| 要旨トップ | 目次 | | 日本生態学会第56回全国大会 (2009年3月,盛岡) 講演要旨 |
一般講演(ポスター発表) PA1-182
生態学的に持続可能な天然林施業を実現するうえでは,択伐など,部分的伐採法の再評価が欠かせない.従来の択伐施業では,持続的な管理が実現したケースは多くなかったと見積もられるが,そこで得られた経験やデータをもとに,代替的な伐採方法を考えることは重要である.そこで本研究では,北海道北部の天然生針広混交林を対象に,伐採施業下における森林の変化を予測しうる動態シミュレーションモデルを構築することを目的とした.モデルの基礎としては,北米で開発された空間明示的な個体ベースモデルSORTIE/NDを使用した.このモデルは光環境の推定をもとに,経験的に得られた各種の動態パラメータとの関係を組み込んで作動するが,適用する生態的プロセス(伐採や植林を含む)の選択や順位付けが可変的で,北海道の森林にも適用が可能である.

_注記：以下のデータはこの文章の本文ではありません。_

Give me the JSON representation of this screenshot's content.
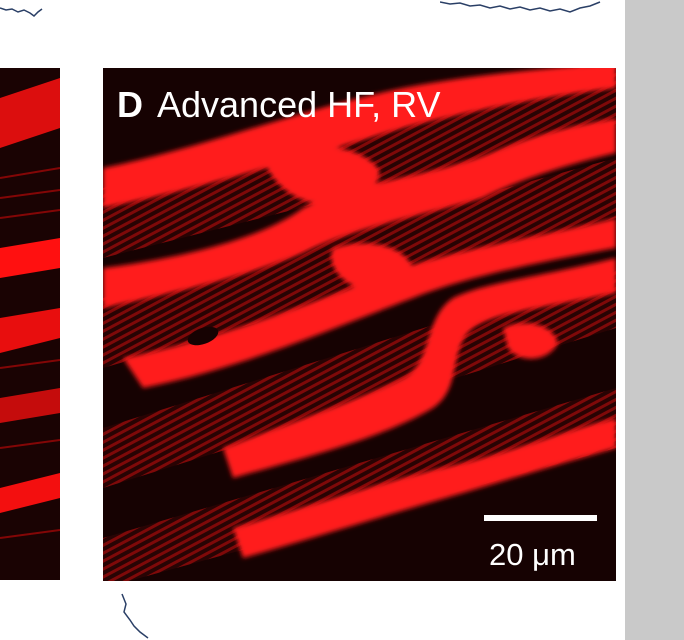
{
  "panel": {
    "letter": "D",
    "title": "Advanced HF, RV"
  },
  "scale_bar": {
    "label": "20 μm"
  },
  "colors": {
    "fluorescence": "#ff1010",
    "background": "#160202",
    "trace": "#2a3f66",
    "side_bar": "#c9c9c9"
  }
}
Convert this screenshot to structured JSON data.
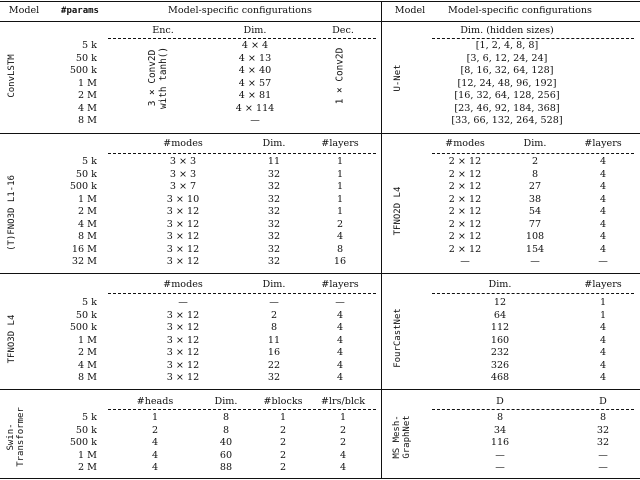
{
  "header_left": {
    "model": "Model",
    "params": "#params",
    "configs": "Model-specific configurations"
  },
  "header_right": {
    "model": "Model",
    "configs": "Model-specific configurations"
  },
  "params": [
    "5 k",
    "50 k",
    "500 k",
    "1 M",
    "2 M",
    "4 M",
    "8 M",
    "16 M",
    "32 M"
  ],
  "convlstm": {
    "name": "ConvLSTM",
    "cols": [
      "Enc.",
      "Dim.",
      "Dec."
    ],
    "enc": "3 × Conv2D\nwith tanh()",
    "dec": "1 × Conv2D",
    "dims": [
      "4 × 4",
      "4 × 13",
      "4 × 40",
      "4 × 57",
      "4 × 81",
      "4 × 114",
      "—"
    ]
  },
  "tfno_l116": {
    "name": "(T)FNO3D L1-16",
    "cols": [
      "#modes",
      "Dim.",
      "#layers"
    ],
    "rows": [
      [
        "3 × 3",
        "11",
        "1"
      ],
      [
        "3 × 3",
        "32",
        "1"
      ],
      [
        "3 × 7",
        "32",
        "1"
      ],
      [
        "3 × 10",
        "32",
        "1"
      ],
      [
        "3 × 12",
        "32",
        "1"
      ],
      [
        "3 × 12",
        "32",
        "2"
      ],
      [
        "3 × 12",
        "32",
        "4"
      ],
      [
        "3 × 12",
        "32",
        "8"
      ],
      [
        "3 × 12",
        "32",
        "16"
      ]
    ]
  },
  "tfno3d_l4": {
    "name": "TFNO3D L4",
    "cols": [
      "#modes",
      "Dim.",
      "#layers"
    ],
    "rows": [
      [
        "—",
        "—",
        "—"
      ],
      [
        "3 × 12",
        "2",
        "4"
      ],
      [
        "3 × 12",
        "8",
        "4"
      ],
      [
        "3 × 12",
        "11",
        "4"
      ],
      [
        "3 × 12",
        "16",
        "4"
      ],
      [
        "3 × 12",
        "22",
        "4"
      ],
      [
        "3 × 12",
        "32",
        "4"
      ]
    ]
  },
  "swin": {
    "name": "Swin-\nTransformer",
    "cols": [
      "#heads",
      "Dim.",
      "#blocks",
      "#lrs/blck"
    ],
    "rows": [
      [
        "1",
        "8",
        "1",
        "1"
      ],
      [
        "2",
        "8",
        "2",
        "2"
      ],
      [
        "4",
        "40",
        "2",
        "2"
      ],
      [
        "4",
        "60",
        "2",
        "4"
      ],
      [
        "4",
        "88",
        "2",
        "4"
      ]
    ]
  },
  "unet": {
    "name": "U-Net",
    "col": "Dim. (hidden sizes)",
    "rows": [
      "[1, 2, 4, 8, 8]",
      "[3, 6, 12, 24, 24]",
      "[8, 16, 32, 64, 128]",
      "[12, 24, 48, 96, 192]",
      "[16, 32, 64, 128, 256]",
      "[23, 46, 92, 184, 368]",
      "[33, 66, 132, 264, 528]"
    ]
  },
  "tfno2d_l4": {
    "name": "TFNO2D L4",
    "cols": [
      "#modes",
      "Dim.",
      "#layers"
    ],
    "rows": [
      [
        "2 × 12",
        "2",
        "4"
      ],
      [
        "2 × 12",
        "8",
        "4"
      ],
      [
        "2 × 12",
        "27",
        "4"
      ],
      [
        "2 × 12",
        "38",
        "4"
      ],
      [
        "2 × 12",
        "54",
        "4"
      ],
      [
        "2 × 12",
        "77",
        "4"
      ],
      [
        "2 × 12",
        "108",
        "4"
      ],
      [
        "2 × 12",
        "154",
        "4"
      ],
      [
        "—",
        "—",
        "—"
      ]
    ]
  },
  "fourcast": {
    "name": "FourCastNet",
    "cols": [
      "Dim.",
      "#layers"
    ],
    "rows": [
      [
        "12",
        "1"
      ],
      [
        "64",
        "1"
      ],
      [
        "112",
        "4"
      ],
      [
        "160",
        "4"
      ],
      [
        "232",
        "4"
      ],
      [
        "326",
        "4"
      ],
      [
        "468",
        "4"
      ]
    ]
  },
  "graphnet": {
    "name": "MS Mesh-\nGraphNet",
    "col_processor": "D",
    "col_processor_sub": "processor",
    "col_other": "D",
    "col_other_sub": "other",
    "rows": [
      [
        "8",
        "8"
      ],
      [
        "34",
        "32"
      ],
      [
        "116",
        "32"
      ],
      [
        "—",
        "—"
      ],
      [
        "—",
        "—"
      ]
    ]
  }
}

北海道北部に生育している主要な樹種について,北海道大学雨龍研究林,中川研究林で得られたデータから,樹種ごとにアロメトリー関係,成長率,死亡率,種子散布等に関するパラメータを推定した.この地域の森林を特徴づけるササの存在については,林床における光の減衰や,稚樹の高い死亡率を仮定して組み込んだ.パラメータ推定終了後,シミュレーション結果を,北海道大学中川研究林の無伐採林(面積約2ha)における25年間のデータと比較した.今後,適合度を改善するため,仮定する生態的プロセスの再検討やパラメータの再推定が必要であるが,本報告では,現時点における,代替的な伐採方法についてのシミュレーション結果を紹介する.